Moore’s Law and the evolution of system design
Commenting on Moore’s Law and the evolution of system design, Woo notes that electrical distances haven’t really changed over time. Meaning, the speed of light is relatively fixed – and the distance memory is placed away from the process remains approximately the same. However, bandwidth can be upgraded and expanded by adding more lanes.
“Historically, that’s exactly what we’ve done as an industry. We’ve come up with new memories that add more lanes and resources.

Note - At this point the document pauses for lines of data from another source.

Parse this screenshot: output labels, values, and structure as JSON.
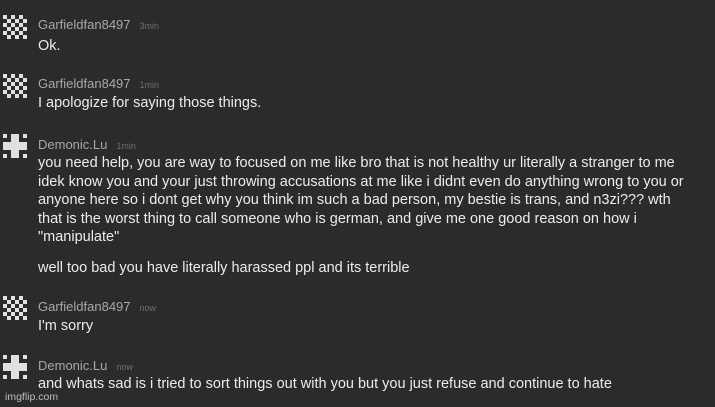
{
  "messages": [
    {
      "author": "Garfieldfan8497",
      "time": "3min",
      "avatar": "checker-avatar-icon",
      "lines": [
        "Ok."
      ]
    },
    {
      "author": "Garfieldfan8497",
      "time": "1min",
      "avatar": "checker-avatar-icon",
      "lines": [
        "I apologize for saying those things."
      ]
    },
    {
      "author": "Demonic.Lu",
      "time": "1min",
      "avatar": "plus-avatar-icon",
      "lines": [
        "you need help, you are way to focused on me like bro that is not healthy ur literally a stranger to me\nidek know you and your just throwing accusations at me like i didnt even do anything wrong to you or\nanyone here so i dont get why you think im such a bad person, my bestie is trans, and n3zi??? wth\nthat is the worst thing to call someone who is german, and give me one good reason on how i\n\"manipulate\"",
        "well too bad you have literally harassed ppl and its terrible"
      ]
    },
    {
      "author": "Garfieldfan8497",
      "time": "now",
      "avatar": "checker-avatar-icon",
      "lines": [
        "I'm sorry"
      ]
    },
    {
      "author": "Demonic.Lu",
      "time": "now",
      "avatar": "plus-avatar-icon",
      "lines": [
        "and whats sad is i tried to sort things out with you but you just refuse and continue to hate"
      ]
    }
  ],
  "watermark": "imgflip.com",
  "colors": {
    "background": "#2b2b2b",
    "author": "#a8a8a8",
    "time": "#6f6f6f",
    "text": "#ececec"
  }
}
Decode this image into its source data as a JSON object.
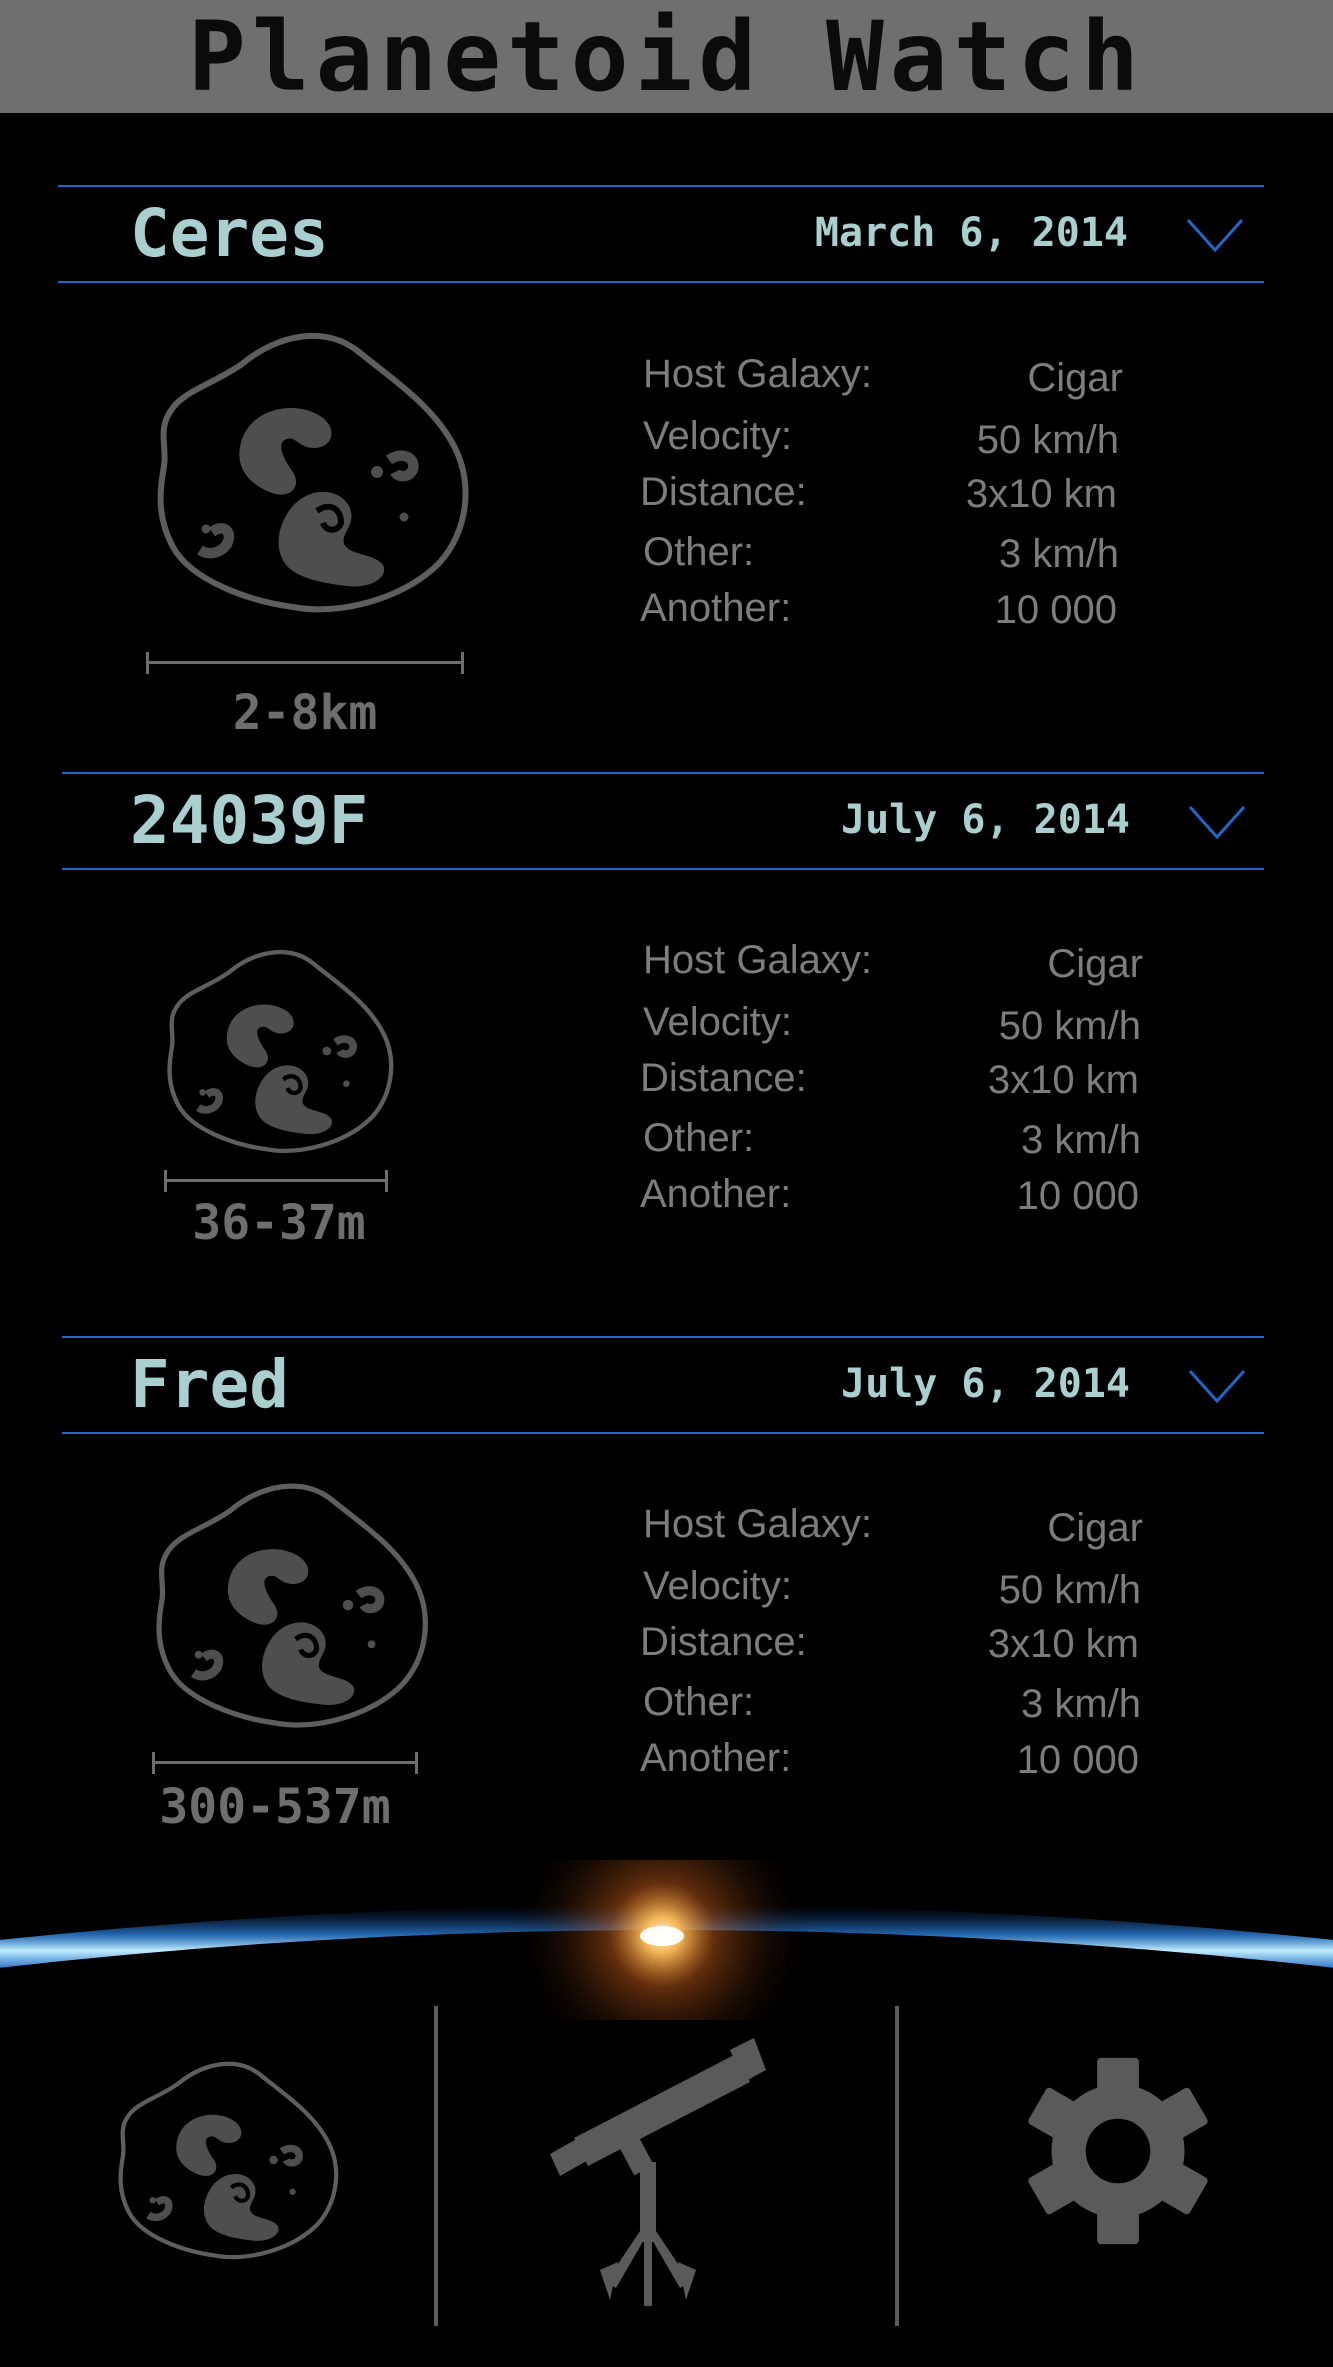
{
  "app": {
    "title": "Planetoid Watch"
  },
  "stat_labels": {
    "host_galaxy": "Host Galaxy:",
    "velocity": "Velocity:",
    "distance": "Distance:",
    "other": "Other:",
    "another": "Another:"
  },
  "planetoids": [
    {
      "name": "Ceres",
      "date": "March 6, 2014",
      "size": "2-8km",
      "host_galaxy": "Cigar",
      "velocity": "50 km/h",
      "distance": "3x10 km",
      "other": "3 km/h",
      "another": "10 000"
    },
    {
      "name": "24039F",
      "date": "July 6, 2014",
      "size": "36-37m",
      "host_galaxy": "Cigar",
      "velocity": "50 km/h",
      "distance": "3x10 km",
      "other": "3 km/h",
      "another": "10 000"
    },
    {
      "name": "Fred",
      "date": "July 6, 2014",
      "size": "300-537m",
      "host_galaxy": "Cigar",
      "velocity": "50 km/h",
      "distance": "3x10 km",
      "other": "3 km/h",
      "another": "10 000"
    }
  ],
  "tabs": [
    {
      "icon": "asteroid-icon"
    },
    {
      "icon": "telescope-icon"
    },
    {
      "icon": "gear-icon"
    }
  ],
  "colors": {
    "accent_line": "#1f67c8",
    "heading_text": "#a9d0cf",
    "muted_text": "#7d7d7d",
    "title_bar": "#6f6f6f"
  }
}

By doing this, we [evolved] from a purely latency driven set of applications to applications that also demand bandwidth to compensate for the fact that latencies can’t get much lower than they really are.”
Rambus, says Woo, has designed solutions for both HBM2 and GDDR6 memory systems, as the company sees a tremendous need for both memory types across a diverse range of applications and verticals.
“HBM is a great choice when you need the highest bandwidth and best power efficiency. [However], it’s much tougher to design with from an engineering standpoint – and it does take a little bit more cost to implement. So, if you don’t have the design experience or can’t tolerate the cost, GDDR6 is another great solution. It’s kind of a compromise, but still delivers great performance and a very wide pathway into memory to support high bandwidth,” he concludes.